Bohnen et al performed a prospective study to assess the incidence and predictors of major complications from contemporary catheter ablation procedures. Major complication rates ranged between 0.8% (supraventricular tachycardia) and 6% (ventricular tachycardia associated with structural heart disease), depending on the ablation procedure performed. They reported renal insufficiency was the only independent predictor of a major complication.[57]
Consultations
- A cardiologist should be consulted for patients with frequent episodes of paroxysmal supraventricular tachycardia, syncope, and/or preexcitation syndromes.
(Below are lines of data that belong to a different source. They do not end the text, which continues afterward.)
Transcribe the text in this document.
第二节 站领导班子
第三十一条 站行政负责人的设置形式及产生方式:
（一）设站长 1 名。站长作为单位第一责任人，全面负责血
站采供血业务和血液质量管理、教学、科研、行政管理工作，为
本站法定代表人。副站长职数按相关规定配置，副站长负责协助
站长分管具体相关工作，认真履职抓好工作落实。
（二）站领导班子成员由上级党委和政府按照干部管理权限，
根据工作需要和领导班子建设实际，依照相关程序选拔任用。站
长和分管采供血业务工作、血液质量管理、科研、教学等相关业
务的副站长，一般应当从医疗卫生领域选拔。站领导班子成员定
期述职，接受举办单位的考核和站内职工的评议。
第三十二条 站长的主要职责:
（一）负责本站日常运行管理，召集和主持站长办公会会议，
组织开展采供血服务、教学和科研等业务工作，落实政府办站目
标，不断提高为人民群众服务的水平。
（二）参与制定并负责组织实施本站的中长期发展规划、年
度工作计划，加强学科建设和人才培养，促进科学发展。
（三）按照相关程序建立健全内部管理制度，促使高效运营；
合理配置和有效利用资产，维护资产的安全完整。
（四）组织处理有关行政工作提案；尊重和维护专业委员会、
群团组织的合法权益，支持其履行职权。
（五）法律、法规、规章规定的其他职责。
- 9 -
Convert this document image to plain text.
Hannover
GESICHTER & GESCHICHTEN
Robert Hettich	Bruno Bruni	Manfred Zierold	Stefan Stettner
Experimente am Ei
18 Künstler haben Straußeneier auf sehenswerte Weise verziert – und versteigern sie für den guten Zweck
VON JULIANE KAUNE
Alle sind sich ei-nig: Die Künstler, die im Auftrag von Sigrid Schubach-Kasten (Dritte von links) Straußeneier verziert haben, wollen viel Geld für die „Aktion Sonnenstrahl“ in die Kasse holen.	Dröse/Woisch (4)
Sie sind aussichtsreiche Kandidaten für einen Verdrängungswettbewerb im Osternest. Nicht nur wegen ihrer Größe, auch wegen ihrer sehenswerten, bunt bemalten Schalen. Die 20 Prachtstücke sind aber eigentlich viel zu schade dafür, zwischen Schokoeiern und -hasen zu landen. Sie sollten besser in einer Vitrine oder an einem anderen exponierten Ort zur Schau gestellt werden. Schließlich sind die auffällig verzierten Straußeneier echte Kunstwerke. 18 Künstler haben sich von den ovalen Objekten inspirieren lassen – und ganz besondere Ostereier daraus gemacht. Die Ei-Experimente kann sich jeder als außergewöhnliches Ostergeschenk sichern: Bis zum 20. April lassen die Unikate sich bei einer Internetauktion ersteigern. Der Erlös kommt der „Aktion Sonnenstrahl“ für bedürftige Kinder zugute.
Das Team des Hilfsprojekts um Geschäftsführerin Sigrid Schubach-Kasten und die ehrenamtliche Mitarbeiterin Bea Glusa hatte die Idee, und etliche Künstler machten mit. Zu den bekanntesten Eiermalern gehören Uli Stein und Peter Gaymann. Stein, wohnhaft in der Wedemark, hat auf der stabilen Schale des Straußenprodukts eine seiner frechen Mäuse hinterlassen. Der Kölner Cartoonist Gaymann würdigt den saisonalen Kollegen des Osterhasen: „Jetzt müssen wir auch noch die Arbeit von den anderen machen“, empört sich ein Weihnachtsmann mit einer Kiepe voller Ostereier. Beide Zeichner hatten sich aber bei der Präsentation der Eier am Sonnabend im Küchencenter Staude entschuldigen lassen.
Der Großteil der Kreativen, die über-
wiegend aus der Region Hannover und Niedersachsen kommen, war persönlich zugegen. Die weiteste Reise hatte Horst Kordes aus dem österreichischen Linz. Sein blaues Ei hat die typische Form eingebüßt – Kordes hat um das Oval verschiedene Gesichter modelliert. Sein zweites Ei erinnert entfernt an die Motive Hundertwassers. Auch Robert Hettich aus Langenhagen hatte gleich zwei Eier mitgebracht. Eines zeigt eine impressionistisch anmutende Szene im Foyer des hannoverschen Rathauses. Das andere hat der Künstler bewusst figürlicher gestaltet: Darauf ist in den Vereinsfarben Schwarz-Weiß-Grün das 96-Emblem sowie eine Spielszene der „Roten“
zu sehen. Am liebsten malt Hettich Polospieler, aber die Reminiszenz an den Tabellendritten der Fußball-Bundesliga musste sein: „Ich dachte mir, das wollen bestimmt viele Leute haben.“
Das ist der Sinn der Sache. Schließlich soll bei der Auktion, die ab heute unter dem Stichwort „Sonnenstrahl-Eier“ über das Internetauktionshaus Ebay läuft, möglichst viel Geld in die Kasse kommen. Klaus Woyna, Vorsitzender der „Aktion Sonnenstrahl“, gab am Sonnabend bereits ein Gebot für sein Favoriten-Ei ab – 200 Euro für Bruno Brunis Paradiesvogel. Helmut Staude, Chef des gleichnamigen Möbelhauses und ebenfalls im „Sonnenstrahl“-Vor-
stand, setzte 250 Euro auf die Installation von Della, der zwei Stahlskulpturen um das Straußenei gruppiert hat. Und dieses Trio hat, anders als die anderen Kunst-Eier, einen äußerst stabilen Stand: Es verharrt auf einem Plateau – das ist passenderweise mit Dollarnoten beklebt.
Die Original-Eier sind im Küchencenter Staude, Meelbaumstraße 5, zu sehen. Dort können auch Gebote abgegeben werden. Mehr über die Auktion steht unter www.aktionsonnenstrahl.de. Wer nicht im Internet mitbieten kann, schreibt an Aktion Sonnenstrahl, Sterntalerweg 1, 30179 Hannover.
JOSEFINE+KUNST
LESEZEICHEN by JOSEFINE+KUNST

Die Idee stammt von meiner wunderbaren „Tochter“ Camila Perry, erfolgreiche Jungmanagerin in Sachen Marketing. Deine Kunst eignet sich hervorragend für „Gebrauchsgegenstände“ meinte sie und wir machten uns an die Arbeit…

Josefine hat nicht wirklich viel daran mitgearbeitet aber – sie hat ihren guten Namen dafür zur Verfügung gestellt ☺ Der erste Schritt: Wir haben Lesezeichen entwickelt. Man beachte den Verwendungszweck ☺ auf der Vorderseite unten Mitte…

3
- Consultation with a cardiologist should also be obtained for patients in whom medical management has failed.
- An electrophysiologist should be consulted for patients considered for radiofrequency catheter ablation.
Diet
Dietary changes depend on underlying medical problems.
Activity
Changes in physical activity depend on underlying cardiac problems and other comorbidities.